I managed to finish the problem, but I'm getting strange results. It would be great if someone could verify what I did.
First, parameterize the surface: $k_1(u,v)=(u,\sqrt{1-u^2},v)$ and $k_2=\{u,-\sqrt{1-u^2},v\}$.
Then $$k_{1u}=\left(1,\frac{-u}{\sqrt{1-u^2}},0\right),k_{1v}=\left(0,0,1\right)\\k_{2u}=\left(1,\frac{u}{\sqrt{1-u^2}},0\right),k_{2v}=\left(0,0,1\right)$$
And is $\displaystyle\int_S\varphi=\displaystyle\int \varphi (k_{1u},k_{1v})+\displaystyle\int \varphi(k_{2u},k_{2v})$.

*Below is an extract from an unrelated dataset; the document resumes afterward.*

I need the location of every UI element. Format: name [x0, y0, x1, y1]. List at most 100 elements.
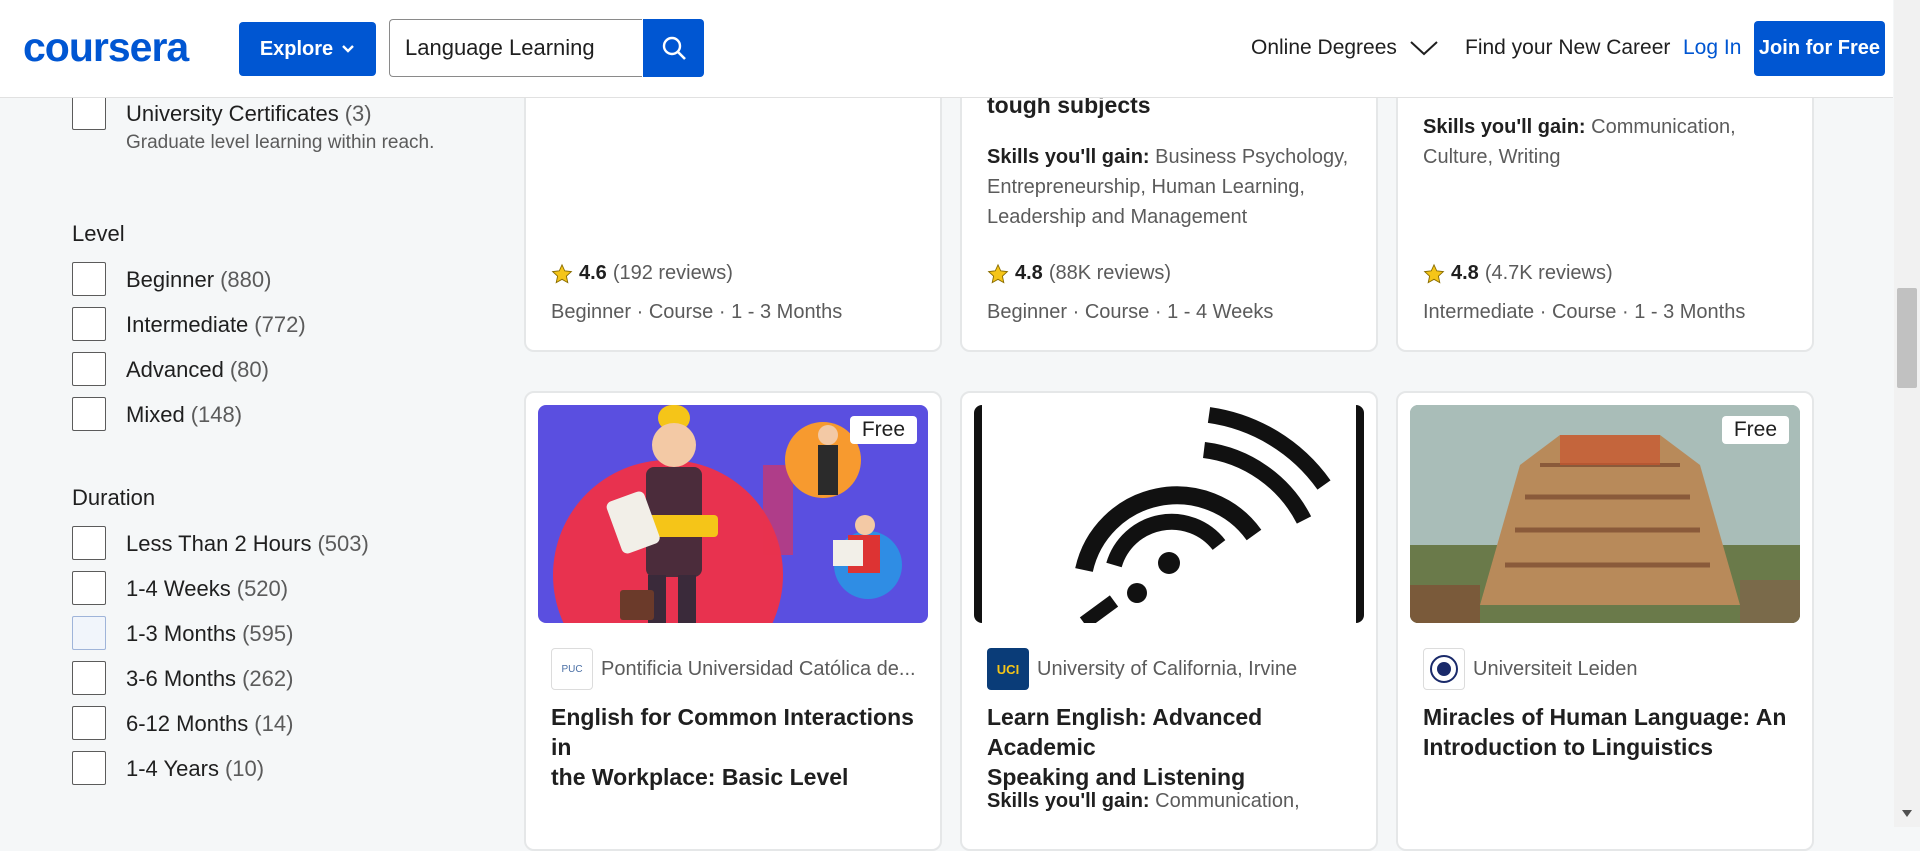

Calculating each one of the differential forms I got:
$$\varphi (k_{1u},k_{1v})=-\sqrt{1-u^2}+u\left(\frac{-u}{\sqrt{1-u^2}}\right)=\frac{-1}{\sqrt{1-u^2}}\\ \varphi(k_{2u},k_{2v})=-\sqrt{1-u^2}+\frac{u^2}{\sqrt{1-u^2}}$$. And calculating the integrals I got
$$\int \varphi (k_{1u},k_{1v})=\int_1^3\int_0^1 \frac{-1}{\sqrt{1-u^2}}dudv = - \int_1^3 (\arcsin u |_0^1) dv=-\frac{\pi}{2}\int_1^3dv=-\pi \\ \int \varphi (k_{2u},k_{2v}) = \int_1^3 \left(-\int_0^1 \sqrt{1-u^2}du+\int_0^1 \frac{u^2}{\sqrt{1-u^2}}du\right)dv\\=\int_1^3\left(-\frac{\pi}{4}+\int_0^{\frac{\pi}{2}}\frac{\sin^2\theta}{\sqrt{1-\sin^2\theta}}\cos\theta\right)dv\\=\int_1^3\left( -\frac{\pi}{4}+\int_0^{\pi/2} \sin^2 u du\right)dv=0$$
Then $\displaystyle\int_S \varphi = - \pi $?

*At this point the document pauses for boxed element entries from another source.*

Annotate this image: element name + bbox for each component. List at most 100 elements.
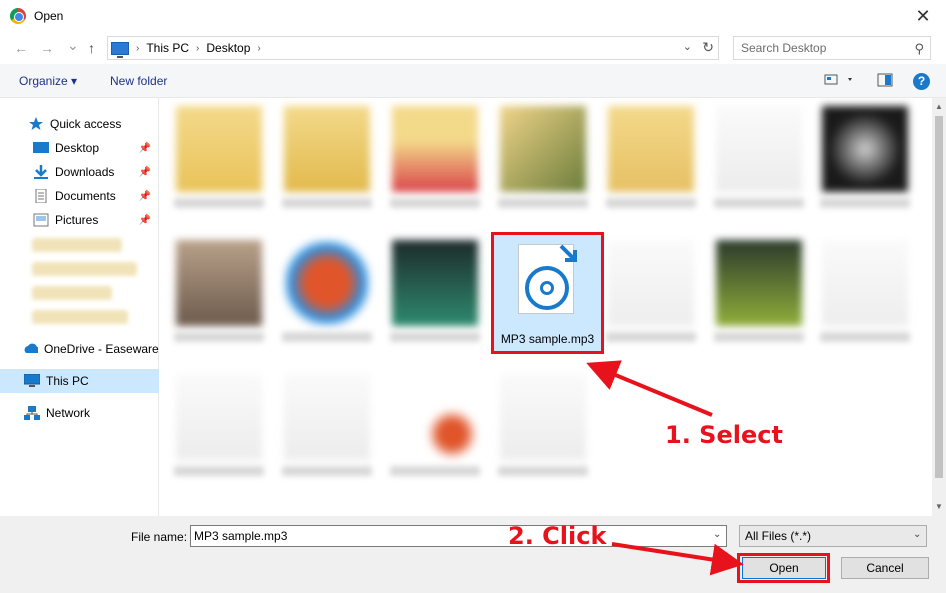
file-name-field[interactable]: MP3 sample.mp3 (190, 525, 727, 547)
blurred-folder-entry (32, 286, 112, 300)
file-tile[interactable] (170, 366, 268, 484)
new-folder-button[interactable]: New folder (110, 74, 167, 88)
folder-icon (500, 106, 586, 192)
blurred-file-label (714, 332, 804, 342)
documents-icon (35, 189, 47, 203)
sidebar-item-label: OneDrive - Easeware (44, 342, 159, 356)
file-tile[interactable] (494, 98, 592, 216)
file-tile[interactable] (710, 98, 808, 216)
file-tile[interactable] (710, 232, 808, 350)
sidebar-item-downloads[interactable]: Downloads 📌 (0, 160, 159, 184)
chrome-icon (10, 8, 26, 24)
scrollbar-thumb[interactable] (935, 116, 943, 478)
back-arrow-icon[interactable]: ← (14, 40, 28, 56)
file-icon (284, 374, 370, 460)
scroll-up-icon[interactable]: ▲ (935, 102, 943, 111)
selected-file-tile[interactable]: MP3 sample.mp3 (491, 232, 604, 354)
file-type-dropdown-icon[interactable]: ⌄ (913, 529, 921, 540)
open-button-highlight (737, 553, 830, 583)
file-tile[interactable] (602, 232, 700, 350)
folder-icon (392, 106, 478, 192)
sidebar-item-documents[interactable]: Documents 📌 (0, 184, 159, 208)
sidebar-item-label: Pictures (55, 213, 99, 227)
blurred-file-label (390, 332, 480, 342)
file-tile[interactable] (386, 232, 484, 350)
file-tile[interactable] (170, 98, 268, 216)
music-disc-icon (525, 266, 569, 310)
sidebar-item-label: Quick access (50, 117, 122, 131)
blurred-file-label (498, 466, 588, 476)
window-title: Open (34, 9, 64, 23)
blurred-file-label (820, 198, 910, 208)
vertical-scrollbar[interactable]: ▲ ▼ (932, 98, 946, 516)
blurred-file-label (498, 198, 588, 208)
blurred-file-label (174, 198, 264, 208)
file-tile[interactable] (170, 232, 268, 350)
search-icon: ⚲ (914, 41, 924, 56)
navigation-pane: Quick access Desktop 📌 Downloads 📌 Docum… (0, 98, 159, 516)
file-tile[interactable] (278, 232, 376, 350)
preview-pane-icon[interactable] (877, 72, 893, 91)
file-icon (176, 374, 262, 460)
computer-icon (24, 374, 40, 387)
file-tile[interactable] (386, 366, 484, 484)
selected-file-name: MP3 sample.mp3 (500, 332, 595, 346)
app-shortcut-icon (284, 240, 370, 326)
up-arrow-icon[interactable]: ↑ (88, 40, 95, 56)
pin-icon: 📌 (138, 166, 151, 178)
file-tile[interactable] (278, 366, 376, 484)
file-type-select[interactable]: All Files (*.*) (739, 525, 927, 547)
breadcrumb-desktop[interactable]: Desktop (206, 41, 250, 55)
file-tile[interactable] (386, 98, 484, 216)
address-row: ← → ⌄ ↑ › This PC › Desktop › ⌄ ↻ Search… (0, 32, 946, 64)
refresh-icon[interactable]: ↻ (702, 39, 714, 56)
address-dropdown-icon[interactable]: ⌄ (683, 40, 692, 53)
file-tile[interactable] (602, 98, 700, 216)
file-tile[interactable] (494, 366, 592, 484)
blurred-file-label (606, 332, 696, 342)
blurred-file-label (820, 332, 910, 342)
folder-icon (176, 106, 262, 192)
shortcut-arrow-icon (559, 244, 577, 262)
file-icon (608, 240, 694, 326)
sidebar-item-label: Network (46, 406, 91, 420)
pin-icon: 📌 (138, 214, 151, 226)
sidebar-item-desktop[interactable]: Desktop 📌 (0, 136, 159, 160)
annotation-step2: 2. Click (508, 522, 607, 550)
recent-locations-chevron-icon[interactable]: ⌄ (67, 37, 79, 54)
sidebar-item-onedrive[interactable]: OneDrive - Easeware (0, 337, 159, 361)
annotation-step1: 1. Select (665, 421, 783, 449)
change-view-icon[interactable] (824, 72, 854, 91)
scroll-down-icon[interactable]: ▼ (935, 502, 943, 511)
close-button[interactable]: ✕ (900, 0, 946, 32)
sidebar-item-this-pc[interactable]: This PC (0, 369, 159, 393)
download-icon (34, 165, 48, 179)
file-tile[interactable] (816, 232, 914, 350)
help-icon[interactable]: ? (913, 73, 930, 90)
search-input[interactable]: Search Desktop ⚲ (733, 36, 931, 60)
command-bar: Organize ▾ New folder ? (0, 64, 946, 98)
sidebar-item-label: Documents (55, 189, 116, 203)
app-shortcut-icon (392, 240, 478, 326)
organize-button[interactable]: Organize ▾ (19, 74, 77, 88)
address-bar[interactable]: › This PC › Desktop › ⌄ ↻ (107, 36, 719, 60)
file-name-label: File name: (131, 530, 188, 544)
sidebar-item-pictures[interactable]: Pictures 📌 (0, 208, 159, 232)
sidebar-item-label: Downloads (55, 165, 115, 179)
blurred-file-label (390, 466, 480, 476)
breadcrumb-separator: › (257, 42, 261, 54)
sidebar-item-quick-access[interactable]: Quick access (0, 112, 159, 136)
breadcrumb-this-pc[interactable]: This PC (146, 41, 189, 55)
sidebar-item-network[interactable]: Network (0, 401, 159, 425)
forward-arrow-icon[interactable]: → (40, 40, 54, 56)
blurred-file-label (606, 198, 696, 208)
sidebar-item-label: Desktop (55, 141, 100, 155)
blurred-folder-entry (32, 262, 137, 276)
folder-icon (608, 106, 694, 192)
file-tile[interactable] (816, 98, 914, 216)
blurred-file-label (174, 332, 264, 342)
file-name-dropdown-icon[interactable]: ⌄ (713, 529, 721, 540)
cancel-button[interactable]: Cancel (841, 557, 929, 579)
file-tile[interactable] (278, 98, 376, 216)
dialog-footer: File name: MP3 sample.mp3 ⌄ All Files (*… (0, 516, 946, 593)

Why do you refuse to use natural parametrizations, like cylindrical coordinates $(\theta,z)$? And the problem has to specify an orientation on $S$ if you are to get a single answer. (Otherwise, we can only say $\pm$.)
In cylindrical coordinates, this integral becomes, quite simply, $$\int_0^{2\pi}\int_1^3 dz\,d\theta = 4\pi,$$ assuming we orient $S$ with the normal pointing radially outward.

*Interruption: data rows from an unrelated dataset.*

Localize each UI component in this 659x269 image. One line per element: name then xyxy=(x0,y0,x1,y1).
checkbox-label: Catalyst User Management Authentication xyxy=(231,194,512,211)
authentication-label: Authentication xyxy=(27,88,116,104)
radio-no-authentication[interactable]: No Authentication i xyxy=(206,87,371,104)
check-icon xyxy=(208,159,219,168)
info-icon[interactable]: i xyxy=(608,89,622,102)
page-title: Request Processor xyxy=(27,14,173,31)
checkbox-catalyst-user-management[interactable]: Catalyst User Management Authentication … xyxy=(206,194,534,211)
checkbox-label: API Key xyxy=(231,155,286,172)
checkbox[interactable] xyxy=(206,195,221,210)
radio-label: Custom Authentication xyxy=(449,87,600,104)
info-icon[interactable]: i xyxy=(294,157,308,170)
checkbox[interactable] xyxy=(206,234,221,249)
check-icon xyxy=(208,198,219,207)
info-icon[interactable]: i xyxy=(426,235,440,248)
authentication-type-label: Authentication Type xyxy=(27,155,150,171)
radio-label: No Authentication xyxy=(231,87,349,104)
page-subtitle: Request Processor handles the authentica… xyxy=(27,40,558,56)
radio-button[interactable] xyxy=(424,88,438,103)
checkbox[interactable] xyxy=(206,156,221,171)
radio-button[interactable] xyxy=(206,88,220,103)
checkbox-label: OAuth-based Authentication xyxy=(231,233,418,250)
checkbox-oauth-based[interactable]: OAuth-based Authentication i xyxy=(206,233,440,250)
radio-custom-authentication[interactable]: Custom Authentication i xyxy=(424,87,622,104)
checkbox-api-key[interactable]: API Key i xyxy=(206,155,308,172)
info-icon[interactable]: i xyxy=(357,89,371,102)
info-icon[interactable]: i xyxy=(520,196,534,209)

There are two problems with your parametrization. One is that you need $-1\le u\le 1$. The other is that you have not thought about orientation. The two parametrizations of the circle both go left-to-right and do not give a coherent orientation on the circle.